Any model can be added by specifying the init_model and fit methods.

import numpy as np
from deepforest import CascadeForestRegressor


class DeepForestRegressor(ml.RegressorModel):
    model_class = CascadeForestRegressor

    def init_model(self, dsf_params={}, init_params={}):
        super().init_model(dsf_params=dsf_params, init_params=init_params)
        self.model = self.model_class(**init_params, verbose=0)
    
    def fit(self, x_train, y_train, eval_set=None):
        return super().fit(x_train.values, np.ravel(y_train.values))

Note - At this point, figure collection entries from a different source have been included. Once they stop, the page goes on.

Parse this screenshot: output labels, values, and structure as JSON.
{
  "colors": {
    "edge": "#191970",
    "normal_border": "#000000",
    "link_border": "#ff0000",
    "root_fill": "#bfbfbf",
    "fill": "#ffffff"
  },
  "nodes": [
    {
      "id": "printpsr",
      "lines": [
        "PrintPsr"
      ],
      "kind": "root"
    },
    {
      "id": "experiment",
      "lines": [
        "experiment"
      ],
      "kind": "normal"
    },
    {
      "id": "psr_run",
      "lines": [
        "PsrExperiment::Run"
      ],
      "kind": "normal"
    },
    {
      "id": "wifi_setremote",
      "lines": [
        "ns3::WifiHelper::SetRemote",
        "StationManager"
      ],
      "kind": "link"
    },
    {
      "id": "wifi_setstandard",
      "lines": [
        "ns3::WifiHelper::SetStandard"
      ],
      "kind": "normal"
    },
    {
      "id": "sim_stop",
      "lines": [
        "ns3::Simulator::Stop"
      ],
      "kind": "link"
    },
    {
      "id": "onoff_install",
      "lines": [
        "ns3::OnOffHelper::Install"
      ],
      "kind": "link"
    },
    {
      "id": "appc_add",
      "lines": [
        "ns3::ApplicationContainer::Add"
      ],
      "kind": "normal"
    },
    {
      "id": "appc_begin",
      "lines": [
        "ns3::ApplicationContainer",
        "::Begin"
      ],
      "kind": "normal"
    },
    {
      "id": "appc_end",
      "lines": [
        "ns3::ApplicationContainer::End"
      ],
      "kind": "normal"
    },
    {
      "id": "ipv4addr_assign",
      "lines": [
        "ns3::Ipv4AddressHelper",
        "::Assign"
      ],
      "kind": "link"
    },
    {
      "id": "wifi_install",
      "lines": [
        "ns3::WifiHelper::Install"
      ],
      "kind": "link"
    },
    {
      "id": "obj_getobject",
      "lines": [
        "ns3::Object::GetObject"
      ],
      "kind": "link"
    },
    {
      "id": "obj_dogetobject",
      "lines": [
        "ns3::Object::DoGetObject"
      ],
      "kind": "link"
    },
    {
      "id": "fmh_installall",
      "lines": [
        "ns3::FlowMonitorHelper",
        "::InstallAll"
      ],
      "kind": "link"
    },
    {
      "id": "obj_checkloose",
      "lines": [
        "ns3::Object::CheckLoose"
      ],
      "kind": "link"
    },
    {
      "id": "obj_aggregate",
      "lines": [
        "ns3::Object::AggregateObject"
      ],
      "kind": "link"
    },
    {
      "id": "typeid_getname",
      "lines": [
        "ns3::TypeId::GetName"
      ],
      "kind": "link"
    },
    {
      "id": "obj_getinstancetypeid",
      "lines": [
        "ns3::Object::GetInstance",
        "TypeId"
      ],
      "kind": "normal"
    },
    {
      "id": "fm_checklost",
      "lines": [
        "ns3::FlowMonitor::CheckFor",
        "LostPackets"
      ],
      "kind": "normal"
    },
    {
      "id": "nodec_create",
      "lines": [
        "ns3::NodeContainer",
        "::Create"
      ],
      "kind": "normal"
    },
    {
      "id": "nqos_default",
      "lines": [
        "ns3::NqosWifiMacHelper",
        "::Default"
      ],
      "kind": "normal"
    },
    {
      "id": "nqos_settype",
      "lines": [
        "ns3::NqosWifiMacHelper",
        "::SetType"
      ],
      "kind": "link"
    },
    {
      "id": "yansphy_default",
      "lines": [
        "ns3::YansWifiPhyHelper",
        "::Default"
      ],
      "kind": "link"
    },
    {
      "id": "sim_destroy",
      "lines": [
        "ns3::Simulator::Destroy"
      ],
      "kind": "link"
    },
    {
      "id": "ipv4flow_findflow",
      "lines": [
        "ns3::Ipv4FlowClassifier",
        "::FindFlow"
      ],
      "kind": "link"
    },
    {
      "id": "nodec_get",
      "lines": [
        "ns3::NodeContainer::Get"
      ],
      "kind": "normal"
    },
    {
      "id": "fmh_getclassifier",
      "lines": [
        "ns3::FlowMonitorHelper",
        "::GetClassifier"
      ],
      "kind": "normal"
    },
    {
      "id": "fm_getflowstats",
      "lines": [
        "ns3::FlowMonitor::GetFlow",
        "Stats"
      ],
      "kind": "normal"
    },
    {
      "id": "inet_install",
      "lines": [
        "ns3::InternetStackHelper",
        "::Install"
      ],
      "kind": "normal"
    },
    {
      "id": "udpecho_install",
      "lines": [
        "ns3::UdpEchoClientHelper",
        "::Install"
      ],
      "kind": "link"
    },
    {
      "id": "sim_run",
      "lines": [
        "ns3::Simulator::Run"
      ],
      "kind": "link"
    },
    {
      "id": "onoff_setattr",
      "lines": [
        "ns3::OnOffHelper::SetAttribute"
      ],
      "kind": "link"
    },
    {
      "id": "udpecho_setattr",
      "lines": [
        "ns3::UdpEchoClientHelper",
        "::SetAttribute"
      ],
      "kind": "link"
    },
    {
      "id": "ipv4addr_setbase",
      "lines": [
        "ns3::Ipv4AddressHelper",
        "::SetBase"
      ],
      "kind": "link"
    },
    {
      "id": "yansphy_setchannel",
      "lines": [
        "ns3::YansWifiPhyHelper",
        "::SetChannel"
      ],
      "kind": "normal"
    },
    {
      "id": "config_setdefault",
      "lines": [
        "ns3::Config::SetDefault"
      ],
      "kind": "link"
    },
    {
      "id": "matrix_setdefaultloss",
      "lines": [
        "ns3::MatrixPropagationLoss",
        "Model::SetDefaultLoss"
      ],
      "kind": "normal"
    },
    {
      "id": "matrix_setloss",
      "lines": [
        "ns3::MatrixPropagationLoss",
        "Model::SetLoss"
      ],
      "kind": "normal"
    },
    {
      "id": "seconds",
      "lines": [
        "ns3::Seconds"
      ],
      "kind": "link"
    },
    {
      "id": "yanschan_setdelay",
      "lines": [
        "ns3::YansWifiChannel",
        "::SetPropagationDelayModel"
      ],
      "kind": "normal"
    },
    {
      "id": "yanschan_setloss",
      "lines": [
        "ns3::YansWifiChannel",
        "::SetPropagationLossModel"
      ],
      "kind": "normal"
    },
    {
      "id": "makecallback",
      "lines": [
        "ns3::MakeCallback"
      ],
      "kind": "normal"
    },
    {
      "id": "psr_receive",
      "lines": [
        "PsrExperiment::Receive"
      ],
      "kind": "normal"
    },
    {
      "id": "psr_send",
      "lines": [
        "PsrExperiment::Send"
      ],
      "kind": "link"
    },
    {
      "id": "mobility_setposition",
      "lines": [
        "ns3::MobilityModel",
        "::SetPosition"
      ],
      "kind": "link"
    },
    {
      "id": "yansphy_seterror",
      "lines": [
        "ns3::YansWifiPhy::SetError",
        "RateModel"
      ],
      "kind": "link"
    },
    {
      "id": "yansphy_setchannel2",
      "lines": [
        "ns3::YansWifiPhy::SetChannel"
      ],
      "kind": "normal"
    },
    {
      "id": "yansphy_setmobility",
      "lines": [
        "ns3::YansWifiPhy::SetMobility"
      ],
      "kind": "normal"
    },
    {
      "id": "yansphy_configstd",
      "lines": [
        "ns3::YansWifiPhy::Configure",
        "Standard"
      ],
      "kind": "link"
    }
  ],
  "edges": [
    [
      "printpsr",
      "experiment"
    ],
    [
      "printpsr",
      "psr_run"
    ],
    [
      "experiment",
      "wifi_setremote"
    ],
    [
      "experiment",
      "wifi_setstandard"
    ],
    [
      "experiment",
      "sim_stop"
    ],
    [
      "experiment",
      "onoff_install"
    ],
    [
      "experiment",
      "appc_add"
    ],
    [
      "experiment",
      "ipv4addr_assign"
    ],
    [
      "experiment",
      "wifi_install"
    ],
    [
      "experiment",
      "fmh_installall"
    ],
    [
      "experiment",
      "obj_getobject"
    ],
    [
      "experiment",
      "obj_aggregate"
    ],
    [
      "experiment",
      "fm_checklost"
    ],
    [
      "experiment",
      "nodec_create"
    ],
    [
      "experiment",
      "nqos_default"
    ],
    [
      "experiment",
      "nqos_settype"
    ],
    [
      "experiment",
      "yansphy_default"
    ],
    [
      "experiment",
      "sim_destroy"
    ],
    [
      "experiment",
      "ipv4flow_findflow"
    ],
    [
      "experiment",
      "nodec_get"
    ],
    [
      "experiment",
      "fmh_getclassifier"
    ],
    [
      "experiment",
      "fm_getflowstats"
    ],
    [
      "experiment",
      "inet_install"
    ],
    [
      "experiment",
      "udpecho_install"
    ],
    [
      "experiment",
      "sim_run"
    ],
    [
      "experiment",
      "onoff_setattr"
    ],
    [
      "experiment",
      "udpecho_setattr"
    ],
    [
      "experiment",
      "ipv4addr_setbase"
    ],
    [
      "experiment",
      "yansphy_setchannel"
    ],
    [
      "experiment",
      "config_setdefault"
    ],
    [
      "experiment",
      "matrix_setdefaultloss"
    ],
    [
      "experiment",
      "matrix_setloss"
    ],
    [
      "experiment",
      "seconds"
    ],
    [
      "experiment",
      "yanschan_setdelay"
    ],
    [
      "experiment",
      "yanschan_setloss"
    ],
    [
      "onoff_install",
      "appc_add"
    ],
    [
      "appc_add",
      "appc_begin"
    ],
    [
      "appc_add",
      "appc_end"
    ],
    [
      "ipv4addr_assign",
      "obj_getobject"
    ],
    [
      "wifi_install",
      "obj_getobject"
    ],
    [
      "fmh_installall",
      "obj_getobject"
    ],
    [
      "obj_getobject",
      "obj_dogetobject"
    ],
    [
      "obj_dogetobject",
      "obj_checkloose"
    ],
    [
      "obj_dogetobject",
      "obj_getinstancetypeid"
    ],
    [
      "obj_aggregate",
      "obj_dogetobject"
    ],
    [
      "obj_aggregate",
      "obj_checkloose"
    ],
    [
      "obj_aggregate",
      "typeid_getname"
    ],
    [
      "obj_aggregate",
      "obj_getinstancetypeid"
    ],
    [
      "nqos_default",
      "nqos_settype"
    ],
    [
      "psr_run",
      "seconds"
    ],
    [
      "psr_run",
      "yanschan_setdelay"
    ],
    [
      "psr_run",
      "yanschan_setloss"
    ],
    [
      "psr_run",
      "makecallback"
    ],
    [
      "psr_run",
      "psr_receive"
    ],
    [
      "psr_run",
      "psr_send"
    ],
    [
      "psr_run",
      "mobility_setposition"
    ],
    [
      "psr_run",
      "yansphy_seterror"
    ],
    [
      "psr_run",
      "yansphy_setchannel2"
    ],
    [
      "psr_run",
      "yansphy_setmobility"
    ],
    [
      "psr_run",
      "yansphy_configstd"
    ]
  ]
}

VolumePrediction.models = [DeepForestRegressor()]
exp = VolumePrediction()

metrics, predictions = exp.run()
print(metrics)
exp.native_model
{'VOLUME_SMAPE': 0.2656213918060064, 'VOLUME_MAE': 322441.92260897433, 'VOLUME_RMSE': 471516.75728255726, 'VOLUME_R2': 0.6226787764784298}
CascadeForestRegressor(verbose=0)
In a Jupyter environment, please rerun this cell to show the HTML representation or trust the notebook.
On GitHub, the HTML representation is unable to render, please try loading this page with nbviewer.org.